Since many different nephrotoxic drugs could be taken at the same time as tenofovir, the researchers suggest that more sensitive measurements of renal function should be included in the future design of trials using tenofovir.

References

Staszewski S et al. Three-year analysis of the renal safety of tenofovir DF (TDF) versus stavudine (d4T) when used in combination with lamivudine (3TC) and efavirenz (EFV) in antiretroviral-naïve patients. XV International AIDS Conference, Bangkok, abstract WePeB5917, 2004.

Gallias H et al. The Viread Expanded Access Program (EAP) in Europe/Australia: Summary of the safety and efficacy of tenofovir disoproxil fumarate (TDF) in antiretroviral treatment (ART) experienced patients. XV International AIDS Conference, Bangkok, abstract TuPeB4552, 2004.

Scott JD et al. Rare occurrence of renal toxicity when retrospectively evaluating the use of tenofovir DF in 2 clinical practices.XV International AIDS Conference, Bangkok, abstract TuPeB4632, 2004.

Jaegel-Guedes E. et al. Incidence of tenofovir-related nephrotoxicity in a large outpatient cohort. XV International AIDS Conference, Bangkok, abstract WePeB5937, 2004.

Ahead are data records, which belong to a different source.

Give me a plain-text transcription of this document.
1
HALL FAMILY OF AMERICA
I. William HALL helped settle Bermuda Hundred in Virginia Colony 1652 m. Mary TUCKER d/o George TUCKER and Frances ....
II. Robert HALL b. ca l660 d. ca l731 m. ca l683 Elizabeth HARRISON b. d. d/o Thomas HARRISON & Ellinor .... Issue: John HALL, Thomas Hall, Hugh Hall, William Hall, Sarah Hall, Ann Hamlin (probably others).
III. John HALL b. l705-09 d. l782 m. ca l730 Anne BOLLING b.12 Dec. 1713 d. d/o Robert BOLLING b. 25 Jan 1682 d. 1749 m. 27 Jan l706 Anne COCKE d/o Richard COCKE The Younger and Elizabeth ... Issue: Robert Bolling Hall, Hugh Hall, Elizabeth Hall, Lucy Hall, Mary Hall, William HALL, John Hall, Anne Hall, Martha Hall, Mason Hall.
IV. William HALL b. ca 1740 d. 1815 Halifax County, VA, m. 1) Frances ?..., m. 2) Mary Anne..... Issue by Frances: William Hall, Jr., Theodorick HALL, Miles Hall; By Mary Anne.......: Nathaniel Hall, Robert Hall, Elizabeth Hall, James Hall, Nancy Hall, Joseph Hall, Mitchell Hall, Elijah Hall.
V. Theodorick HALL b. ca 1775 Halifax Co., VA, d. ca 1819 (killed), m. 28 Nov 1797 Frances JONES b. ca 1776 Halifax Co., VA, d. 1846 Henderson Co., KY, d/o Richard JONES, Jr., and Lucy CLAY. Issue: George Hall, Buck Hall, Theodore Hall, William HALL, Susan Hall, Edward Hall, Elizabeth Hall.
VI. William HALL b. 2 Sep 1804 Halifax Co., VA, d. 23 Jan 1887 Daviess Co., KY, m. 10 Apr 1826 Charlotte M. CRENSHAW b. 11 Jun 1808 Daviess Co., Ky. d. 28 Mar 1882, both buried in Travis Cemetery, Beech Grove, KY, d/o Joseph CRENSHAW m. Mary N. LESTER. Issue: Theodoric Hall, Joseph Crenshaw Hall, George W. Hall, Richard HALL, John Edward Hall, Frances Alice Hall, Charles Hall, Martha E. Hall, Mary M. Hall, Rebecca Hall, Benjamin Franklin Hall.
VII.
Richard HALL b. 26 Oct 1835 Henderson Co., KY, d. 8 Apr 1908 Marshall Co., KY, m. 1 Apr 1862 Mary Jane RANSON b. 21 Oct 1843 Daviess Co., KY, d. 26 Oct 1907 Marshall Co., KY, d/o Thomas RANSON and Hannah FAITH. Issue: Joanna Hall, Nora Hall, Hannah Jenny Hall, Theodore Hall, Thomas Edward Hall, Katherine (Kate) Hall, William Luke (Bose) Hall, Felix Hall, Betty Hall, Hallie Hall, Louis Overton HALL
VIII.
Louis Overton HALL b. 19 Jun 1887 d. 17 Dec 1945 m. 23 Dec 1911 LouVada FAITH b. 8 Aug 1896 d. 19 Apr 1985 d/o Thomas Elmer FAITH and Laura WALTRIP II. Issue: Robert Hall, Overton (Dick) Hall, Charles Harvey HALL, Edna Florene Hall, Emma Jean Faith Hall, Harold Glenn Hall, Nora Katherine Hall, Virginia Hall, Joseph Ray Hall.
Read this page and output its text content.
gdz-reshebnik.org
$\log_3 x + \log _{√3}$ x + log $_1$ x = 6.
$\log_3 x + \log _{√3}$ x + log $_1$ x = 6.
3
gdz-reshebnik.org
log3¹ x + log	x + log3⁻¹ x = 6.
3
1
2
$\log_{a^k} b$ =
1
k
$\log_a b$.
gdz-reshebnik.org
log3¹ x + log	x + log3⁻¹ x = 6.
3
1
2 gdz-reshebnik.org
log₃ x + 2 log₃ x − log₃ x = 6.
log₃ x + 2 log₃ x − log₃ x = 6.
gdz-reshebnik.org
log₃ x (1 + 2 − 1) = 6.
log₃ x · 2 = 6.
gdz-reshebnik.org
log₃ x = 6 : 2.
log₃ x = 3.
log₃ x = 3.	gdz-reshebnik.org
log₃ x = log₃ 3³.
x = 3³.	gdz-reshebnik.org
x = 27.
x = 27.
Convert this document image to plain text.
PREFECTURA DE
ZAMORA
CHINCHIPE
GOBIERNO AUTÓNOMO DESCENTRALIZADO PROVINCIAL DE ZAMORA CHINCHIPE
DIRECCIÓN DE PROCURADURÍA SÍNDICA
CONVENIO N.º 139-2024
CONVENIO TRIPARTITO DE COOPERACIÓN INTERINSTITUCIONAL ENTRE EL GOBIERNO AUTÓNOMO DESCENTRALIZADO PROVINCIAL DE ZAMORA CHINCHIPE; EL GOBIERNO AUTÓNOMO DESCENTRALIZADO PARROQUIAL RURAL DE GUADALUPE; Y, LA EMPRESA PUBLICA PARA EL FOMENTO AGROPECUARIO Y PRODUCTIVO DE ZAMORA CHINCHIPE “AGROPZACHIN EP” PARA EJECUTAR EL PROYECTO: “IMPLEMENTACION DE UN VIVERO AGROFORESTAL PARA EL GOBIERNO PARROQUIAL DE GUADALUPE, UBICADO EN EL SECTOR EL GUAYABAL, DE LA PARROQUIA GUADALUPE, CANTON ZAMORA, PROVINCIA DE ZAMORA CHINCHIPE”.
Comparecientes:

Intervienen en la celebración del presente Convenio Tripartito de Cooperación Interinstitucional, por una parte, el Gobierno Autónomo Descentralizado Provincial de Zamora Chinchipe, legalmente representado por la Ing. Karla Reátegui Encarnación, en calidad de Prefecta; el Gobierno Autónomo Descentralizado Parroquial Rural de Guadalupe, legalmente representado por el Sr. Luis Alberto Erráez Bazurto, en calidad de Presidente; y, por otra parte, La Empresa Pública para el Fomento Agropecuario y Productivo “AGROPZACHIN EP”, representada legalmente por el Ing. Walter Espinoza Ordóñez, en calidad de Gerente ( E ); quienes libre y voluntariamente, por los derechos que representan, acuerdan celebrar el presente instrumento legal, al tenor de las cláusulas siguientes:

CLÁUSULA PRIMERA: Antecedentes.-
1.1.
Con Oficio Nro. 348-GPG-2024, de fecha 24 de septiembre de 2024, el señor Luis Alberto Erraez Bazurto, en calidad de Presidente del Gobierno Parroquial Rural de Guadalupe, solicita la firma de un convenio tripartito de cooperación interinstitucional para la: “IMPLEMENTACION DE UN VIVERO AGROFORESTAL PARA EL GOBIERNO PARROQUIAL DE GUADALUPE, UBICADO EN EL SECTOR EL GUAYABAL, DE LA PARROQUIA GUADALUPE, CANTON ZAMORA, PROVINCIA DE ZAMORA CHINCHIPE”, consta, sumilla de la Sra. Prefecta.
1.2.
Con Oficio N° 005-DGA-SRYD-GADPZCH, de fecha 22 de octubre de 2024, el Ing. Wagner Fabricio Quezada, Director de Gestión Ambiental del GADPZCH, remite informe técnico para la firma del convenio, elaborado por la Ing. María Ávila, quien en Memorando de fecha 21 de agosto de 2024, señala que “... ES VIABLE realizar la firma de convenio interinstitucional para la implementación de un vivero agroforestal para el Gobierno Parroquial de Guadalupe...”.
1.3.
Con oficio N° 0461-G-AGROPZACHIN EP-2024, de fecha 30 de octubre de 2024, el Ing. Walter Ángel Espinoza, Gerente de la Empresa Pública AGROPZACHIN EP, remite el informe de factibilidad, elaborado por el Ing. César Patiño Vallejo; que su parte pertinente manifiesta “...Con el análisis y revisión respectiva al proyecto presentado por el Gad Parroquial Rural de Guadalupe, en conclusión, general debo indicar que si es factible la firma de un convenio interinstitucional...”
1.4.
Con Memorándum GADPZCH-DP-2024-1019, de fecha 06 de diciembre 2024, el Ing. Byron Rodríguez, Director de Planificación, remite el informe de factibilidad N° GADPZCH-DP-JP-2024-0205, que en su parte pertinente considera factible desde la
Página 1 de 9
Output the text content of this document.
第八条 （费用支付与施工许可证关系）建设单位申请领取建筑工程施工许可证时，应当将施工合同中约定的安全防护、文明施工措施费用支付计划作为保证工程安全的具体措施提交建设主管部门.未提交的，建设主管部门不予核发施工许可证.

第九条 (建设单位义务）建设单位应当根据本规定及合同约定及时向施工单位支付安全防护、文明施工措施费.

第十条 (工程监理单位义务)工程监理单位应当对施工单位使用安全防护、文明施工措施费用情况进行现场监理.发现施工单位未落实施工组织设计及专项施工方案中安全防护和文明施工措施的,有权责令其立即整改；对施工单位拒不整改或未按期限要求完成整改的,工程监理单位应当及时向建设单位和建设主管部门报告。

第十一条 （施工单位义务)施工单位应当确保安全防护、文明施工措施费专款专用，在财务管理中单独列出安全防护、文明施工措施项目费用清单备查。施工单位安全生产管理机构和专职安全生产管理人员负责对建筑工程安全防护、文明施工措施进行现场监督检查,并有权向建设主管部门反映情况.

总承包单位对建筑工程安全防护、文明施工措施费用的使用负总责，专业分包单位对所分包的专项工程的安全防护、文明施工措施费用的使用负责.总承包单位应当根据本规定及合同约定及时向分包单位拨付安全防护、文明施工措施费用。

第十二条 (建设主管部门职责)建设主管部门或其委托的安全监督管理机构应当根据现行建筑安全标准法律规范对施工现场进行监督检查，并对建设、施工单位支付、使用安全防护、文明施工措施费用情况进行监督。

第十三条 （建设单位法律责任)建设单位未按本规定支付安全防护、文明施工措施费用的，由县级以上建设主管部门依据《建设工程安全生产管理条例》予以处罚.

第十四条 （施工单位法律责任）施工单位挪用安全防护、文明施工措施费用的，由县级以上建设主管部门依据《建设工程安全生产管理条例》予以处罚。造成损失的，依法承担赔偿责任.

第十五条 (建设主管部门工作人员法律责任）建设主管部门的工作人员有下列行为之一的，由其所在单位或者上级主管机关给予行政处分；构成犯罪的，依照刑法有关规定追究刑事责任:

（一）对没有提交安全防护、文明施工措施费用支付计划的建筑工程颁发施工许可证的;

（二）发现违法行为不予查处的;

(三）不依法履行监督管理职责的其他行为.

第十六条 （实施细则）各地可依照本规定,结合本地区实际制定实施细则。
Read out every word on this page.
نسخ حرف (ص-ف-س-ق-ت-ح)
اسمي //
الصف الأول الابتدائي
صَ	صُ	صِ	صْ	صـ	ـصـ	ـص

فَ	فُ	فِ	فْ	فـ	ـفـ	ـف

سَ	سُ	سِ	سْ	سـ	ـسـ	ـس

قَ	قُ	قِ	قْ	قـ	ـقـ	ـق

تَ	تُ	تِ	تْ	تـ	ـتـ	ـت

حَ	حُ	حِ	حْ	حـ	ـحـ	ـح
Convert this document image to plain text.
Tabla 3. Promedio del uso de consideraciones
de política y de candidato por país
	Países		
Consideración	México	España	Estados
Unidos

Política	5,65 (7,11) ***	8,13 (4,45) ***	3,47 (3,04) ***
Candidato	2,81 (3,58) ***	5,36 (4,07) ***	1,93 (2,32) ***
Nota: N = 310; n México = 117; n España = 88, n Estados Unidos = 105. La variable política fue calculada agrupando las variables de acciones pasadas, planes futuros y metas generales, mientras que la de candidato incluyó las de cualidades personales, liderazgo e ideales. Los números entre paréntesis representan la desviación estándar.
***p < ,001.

Lewis S et al. Comparative evaluation of renal function in HIV-infected, treatment naïve patients of African American descent receiving HAART regimens containing either tenofovir DF or zidovudine. XV International AIDS Conference, Bangkok, abstract TuPeB4599, 2004.

Mauss S et al. Tenofovir is associated with mild renal dysfunction. XV International AIDS Conference, Bangkok, abstract WePeB594, 2004.